18 avril 2013 - Le Point - AFP

Les franchissements irréguliers des frontières extérieures de l’UE ont été divisés par deux en 2012 grâce aux renforcements des contrôles aux frontières.

Le nombre de franchissements irréguliers des frontières extérieures de l’Union européenne a chuté de près de moitié en 2012 à la suite du renforcement des contrôles à la frontière entre la Grèce et la Turquie, a annoncé jeudi l’agence Frontex. Quelque 72 430 franchissements illégaux ont été dénombrés en 2012, ce qui représente une baisse de 49 % par rapport aux 141 060 détectés l’année précédente, a précisé cette agence chargée de coordonner la surveillance des frontières extérieures de l’UE.

Deux facteurs expliquent cette baisse, "la plus importante dans l’histoire de Frontex depuis sa création en 2005", a indiqué son directeur exécutif Ilkka Laitinen lors d’une conférence de presse. La Grèce, qui fait face depuis plusieurs années à un afflux de migrants venant surtout d’Asie, d’Afrique ou du Moyen-Orient, a renforcé les contrôles le long de sa frontière terrestre avec la Turquie en déployant 1 800 gardes-frontière en août 2012. Athènes a également entrepris en janvier 2012 la construction d’une clôture en fil barbelé à la frontière gréco-turque dans le nord-est, longue de 10,3 km chacune et d’une hauteur de 2,5 à 3 mètres.
Déplacement des flux migratoires

"Le nombre de franchissements irréguliers a rapidement diminué, passant d’environ 2 000 durant la première semaine d’août à moins de 10 par semaine en octobre", a souligné Ilkka Laitinen.

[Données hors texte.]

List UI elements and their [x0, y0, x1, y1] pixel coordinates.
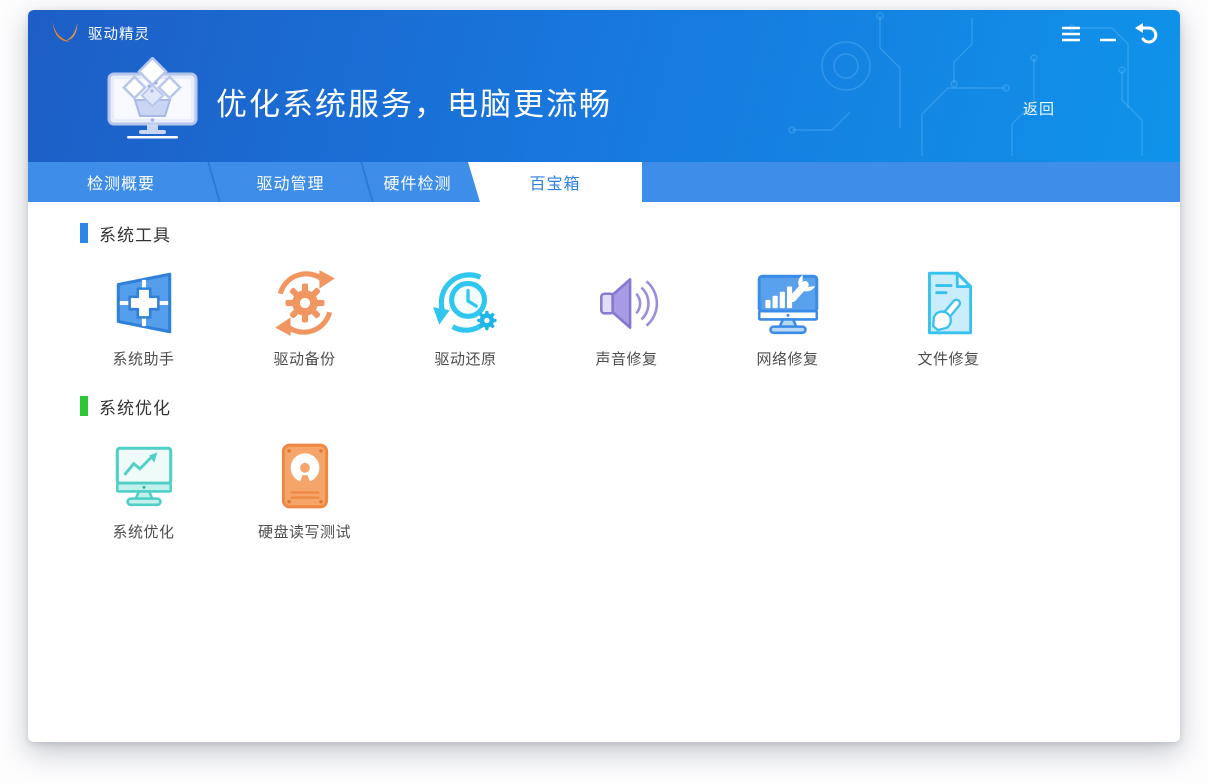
section-marker [80, 223, 88, 243]
app-logo-icon [50, 20, 80, 48]
tool-label: 硬盘读写测试 [257, 524, 351, 541]
monitor-chart-icon [107, 439, 181, 513]
tool-item-sound-repair[interactable]: 声音修复 [546, 266, 707, 369]
section-system-tools-header: 系统工具 [80, 222, 1180, 245]
banner: 优化系统服务，电脑更流畅 [28, 56, 1180, 146]
back-link[interactable]: 返回 [1023, 98, 1055, 119]
tool-item-system-optimize[interactable]: 系统优化 [63, 439, 224, 542]
tool-item-driver-backup[interactable]: 驱动备份 [224, 266, 385, 369]
tool-item-network-repair[interactable]: 网络修复 [707, 266, 868, 369]
file-wrench-icon [912, 266, 986, 340]
gear-sync-icon [268, 266, 342, 340]
section-system-optimize-header: 系统优化 [80, 395, 1180, 418]
speaker-waves-icon [590, 266, 664, 340]
header: 驱动精灵 优化系统服务，电脑更流畅 返回 [28, 10, 1180, 162]
minimize-icon[interactable] [1099, 25, 1117, 43]
back-arrow-icon[interactable] [1134, 23, 1158, 45]
toolbox-monitor-icon [105, 56, 200, 146]
toolbox-content: 系统工具 系统助手 驱动备份 驱动还原 声音修复 网络修复 文件修复 系统优化 … [28, 202, 1180, 742]
system-optimize-grid: 系统优化 硬盘读写测试 [63, 439, 1180, 542]
section-marker [80, 396, 88, 416]
tab-label: 百宝箱 [529, 176, 581, 193]
tool-label: 系统助手 [112, 351, 175, 368]
monitor-wrench-icon [751, 266, 825, 340]
section-title-system-optimize: 系统优化 [99, 398, 171, 418]
tool-item-driver-restore[interactable]: 驱动还原 [385, 266, 546, 369]
tool-label: 网络修复 [756, 351, 819, 368]
section-title-system-tools: 系统工具 [99, 225, 171, 245]
tool-label: 声音修复 [595, 351, 658, 368]
window-controls [1060, 23, 1158, 45]
app-name: 驱动精灵 [88, 26, 150, 43]
tab-driver-management[interactable]: 驱动管理 [214, 162, 367, 202]
tool-label: 系统优化 [112, 524, 175, 541]
top-bar: 驱动精灵 [28, 10, 1180, 52]
tool-item-disk-test[interactable]: 硬盘读写测试 [224, 439, 385, 542]
app-window: 驱动精灵 优化系统服务，电脑更流畅 返回 检测概要 驱动管理 硬件检测 百宝箱 … [28, 10, 1180, 742]
windows-plus-icon [107, 266, 181, 340]
tab-label: 硬件检测 [383, 176, 452, 193]
menu-icon[interactable] [1060, 25, 1082, 43]
tab-bar: 检测概要 驱动管理 硬件检测 百宝箱 [28, 162, 1180, 202]
hard-disk-icon [268, 439, 342, 513]
tool-item-system-assistant[interactable]: 系统助手 [63, 266, 224, 369]
tab-label: 检测概要 [86, 176, 155, 193]
tab-detection-summary[interactable]: 检测概要 [28, 162, 214, 202]
tab-hardware-detection[interactable]: 硬件检测 [367, 162, 468, 202]
tool-label: 文件修复 [917, 351, 980, 368]
tab-label: 驱动管理 [256, 176, 325, 193]
tab-toolbox[interactable]: 百宝箱 [468, 162, 642, 202]
system-tools-grid: 系统助手 驱动备份 驱动还原 声音修复 网络修复 文件修复 [63, 266, 1180, 369]
clock-restore-icon [429, 266, 503, 340]
tool-item-file-repair[interactable]: 文件修复 [868, 266, 1029, 369]
tool-label: 驱动还原 [434, 351, 497, 368]
tool-label: 驱动备份 [273, 351, 336, 368]
page-title: 优化系统服务，电脑更流畅 [216, 87, 612, 122]
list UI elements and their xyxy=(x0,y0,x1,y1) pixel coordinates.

Au total, en Méditerranée orientale (Grèce, Bulgarie et Chypre), le nombre de franchissements irréguliers a reculé de 35 % en 2012, à 37 220. Deuxième raison expliquant la baisse constatée l’an dernier : le moindre afflux de migrants vers la Méditerranée centrale (Italie et Malte), après un pic atteint en 2011 en raison du Printemps arabe en Tunisie et en Libye.

Les franchissements illégaux ont ainsi chuté de 82 % à 10 380, contre 59 000 en 2011, mais 1 660 en 2010. Ce phénomène a entraîné un déplacement des flux migratoires au premier trimestre 2013, via la mer Égée, la frontière turco-bulgare et l’aéroport d’Istanbul. "Mais la hausse observée sur ces nouvelles voies ne compense pas, en termes de volumes, la baisse enregistrée l’an dernier", a expliqué Ilkka Laitinen. "Les réseaux criminels ont besoin d’un peu de temps pour s’adapter à la nouvelle situation", a-t-il ajouté. L’an dernier, les migrants étaient principalement originaires d’Afghanistan, de Syrie, d’Albanie, d’Algérie et du Bangladesh, selon Frontex.